- 11 years ago
wonderful reply, thank you! I truly get curious about these things and I think a lot of bees see it as an attack but its truly not. I agree with the aspect that one person’s desires cannot over ride the others for sure. Of course that is relevant on both sides of the issue, as you said.
For me, I just was not ready to marry because I didn’t want to have the mortgage, the other person to have to consider for all things from sleeping, to eating, to lounging to holidays and whatnot, wanted to travel a bit by myself and wanted the freedom of being able to move on a whim if an opportunity in the field came up. Plus, I’m divorced and know that marriage doesn’t change your relationship at all when you’re already living together, sharing finances and that kind of thing, so I don’t really see the need to shell out a bunch of money for a wedding when everything is already perfect to me. Luckily, my bf of 7 years feels the same way. If he wanted to marry, though, I would be okay with that now and we are considering it due to legal and financial benefits. But if he had acted the way I had described above and how I sometimes read some waiting bees acting, I probably would have had a huge decision to make.
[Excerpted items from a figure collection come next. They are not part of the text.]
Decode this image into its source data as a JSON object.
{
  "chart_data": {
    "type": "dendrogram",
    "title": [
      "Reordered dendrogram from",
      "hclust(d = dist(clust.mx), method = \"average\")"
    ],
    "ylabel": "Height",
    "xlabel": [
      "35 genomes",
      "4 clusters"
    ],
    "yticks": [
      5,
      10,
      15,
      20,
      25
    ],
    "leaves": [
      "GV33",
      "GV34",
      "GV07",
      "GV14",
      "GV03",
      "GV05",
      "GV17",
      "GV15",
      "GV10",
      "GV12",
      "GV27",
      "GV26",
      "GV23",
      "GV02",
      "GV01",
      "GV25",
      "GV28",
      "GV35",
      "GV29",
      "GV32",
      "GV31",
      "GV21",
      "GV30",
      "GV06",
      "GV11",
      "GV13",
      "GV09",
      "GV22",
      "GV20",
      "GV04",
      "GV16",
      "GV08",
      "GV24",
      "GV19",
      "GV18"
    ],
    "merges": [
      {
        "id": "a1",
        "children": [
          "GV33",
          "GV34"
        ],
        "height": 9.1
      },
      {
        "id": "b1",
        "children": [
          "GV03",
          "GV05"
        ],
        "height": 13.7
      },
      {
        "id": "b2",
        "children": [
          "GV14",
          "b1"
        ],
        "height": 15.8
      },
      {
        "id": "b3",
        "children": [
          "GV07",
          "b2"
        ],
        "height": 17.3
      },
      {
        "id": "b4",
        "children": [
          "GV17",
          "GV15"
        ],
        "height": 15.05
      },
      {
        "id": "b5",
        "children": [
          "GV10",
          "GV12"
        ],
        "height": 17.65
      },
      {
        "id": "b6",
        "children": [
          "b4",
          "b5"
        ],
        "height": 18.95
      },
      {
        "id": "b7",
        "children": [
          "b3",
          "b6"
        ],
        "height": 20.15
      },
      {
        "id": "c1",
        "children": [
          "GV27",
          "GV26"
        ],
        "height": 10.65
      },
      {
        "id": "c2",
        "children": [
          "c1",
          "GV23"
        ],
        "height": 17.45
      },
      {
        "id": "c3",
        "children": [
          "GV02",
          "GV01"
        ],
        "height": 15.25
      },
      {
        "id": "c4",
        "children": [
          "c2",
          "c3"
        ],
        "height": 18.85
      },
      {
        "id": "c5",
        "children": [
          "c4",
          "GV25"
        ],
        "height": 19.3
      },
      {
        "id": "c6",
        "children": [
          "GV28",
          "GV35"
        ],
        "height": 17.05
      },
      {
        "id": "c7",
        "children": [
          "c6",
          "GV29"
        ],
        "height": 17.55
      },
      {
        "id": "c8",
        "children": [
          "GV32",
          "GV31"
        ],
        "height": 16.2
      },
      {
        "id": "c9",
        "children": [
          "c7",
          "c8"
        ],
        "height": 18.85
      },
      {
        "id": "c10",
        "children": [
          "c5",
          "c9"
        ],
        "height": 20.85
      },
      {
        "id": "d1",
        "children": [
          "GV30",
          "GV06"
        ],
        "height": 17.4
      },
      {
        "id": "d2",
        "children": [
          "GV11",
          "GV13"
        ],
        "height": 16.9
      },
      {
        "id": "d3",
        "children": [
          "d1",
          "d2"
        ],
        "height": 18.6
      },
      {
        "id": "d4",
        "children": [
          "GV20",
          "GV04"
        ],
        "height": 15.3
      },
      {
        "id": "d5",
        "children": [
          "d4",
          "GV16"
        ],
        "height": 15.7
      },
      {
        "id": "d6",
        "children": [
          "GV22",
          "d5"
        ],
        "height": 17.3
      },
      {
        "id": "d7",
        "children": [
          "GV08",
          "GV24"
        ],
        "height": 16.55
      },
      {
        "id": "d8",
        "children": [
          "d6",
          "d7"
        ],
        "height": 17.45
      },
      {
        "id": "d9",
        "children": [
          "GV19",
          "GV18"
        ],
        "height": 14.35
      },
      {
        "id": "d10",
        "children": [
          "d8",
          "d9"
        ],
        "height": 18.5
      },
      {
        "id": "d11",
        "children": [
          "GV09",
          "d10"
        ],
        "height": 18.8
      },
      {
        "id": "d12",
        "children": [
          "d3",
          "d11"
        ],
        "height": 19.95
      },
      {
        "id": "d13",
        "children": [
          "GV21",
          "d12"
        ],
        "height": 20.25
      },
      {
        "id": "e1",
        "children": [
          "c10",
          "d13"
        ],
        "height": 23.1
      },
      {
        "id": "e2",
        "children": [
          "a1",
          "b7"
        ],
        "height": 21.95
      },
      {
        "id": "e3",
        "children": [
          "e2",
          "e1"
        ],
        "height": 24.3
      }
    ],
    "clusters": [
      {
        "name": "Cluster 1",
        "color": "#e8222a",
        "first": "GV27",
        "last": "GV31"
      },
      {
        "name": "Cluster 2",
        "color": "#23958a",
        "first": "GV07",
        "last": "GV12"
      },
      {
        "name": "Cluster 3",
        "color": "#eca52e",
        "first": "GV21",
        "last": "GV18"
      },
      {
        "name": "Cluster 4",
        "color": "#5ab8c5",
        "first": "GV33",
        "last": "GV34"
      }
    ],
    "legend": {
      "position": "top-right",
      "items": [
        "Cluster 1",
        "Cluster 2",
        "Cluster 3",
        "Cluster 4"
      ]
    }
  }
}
Honestly, being issued an ultimatum or expiration date for the relationship would turn me off to the actual person and I’m afraid for some people that this may also be the end result if they do that.
I think it’s difficult because one person may really want it and the other doesn’t and that is a very difficult compromise to make. My ex hubby and I divorced in a large part because he suddenly wanted children after swearing he never would and I did and still do not. You can’t really compromise on that type of thing without someone getting resentful and I kind of feel the same for marriage. It’s a tough thing, for sure.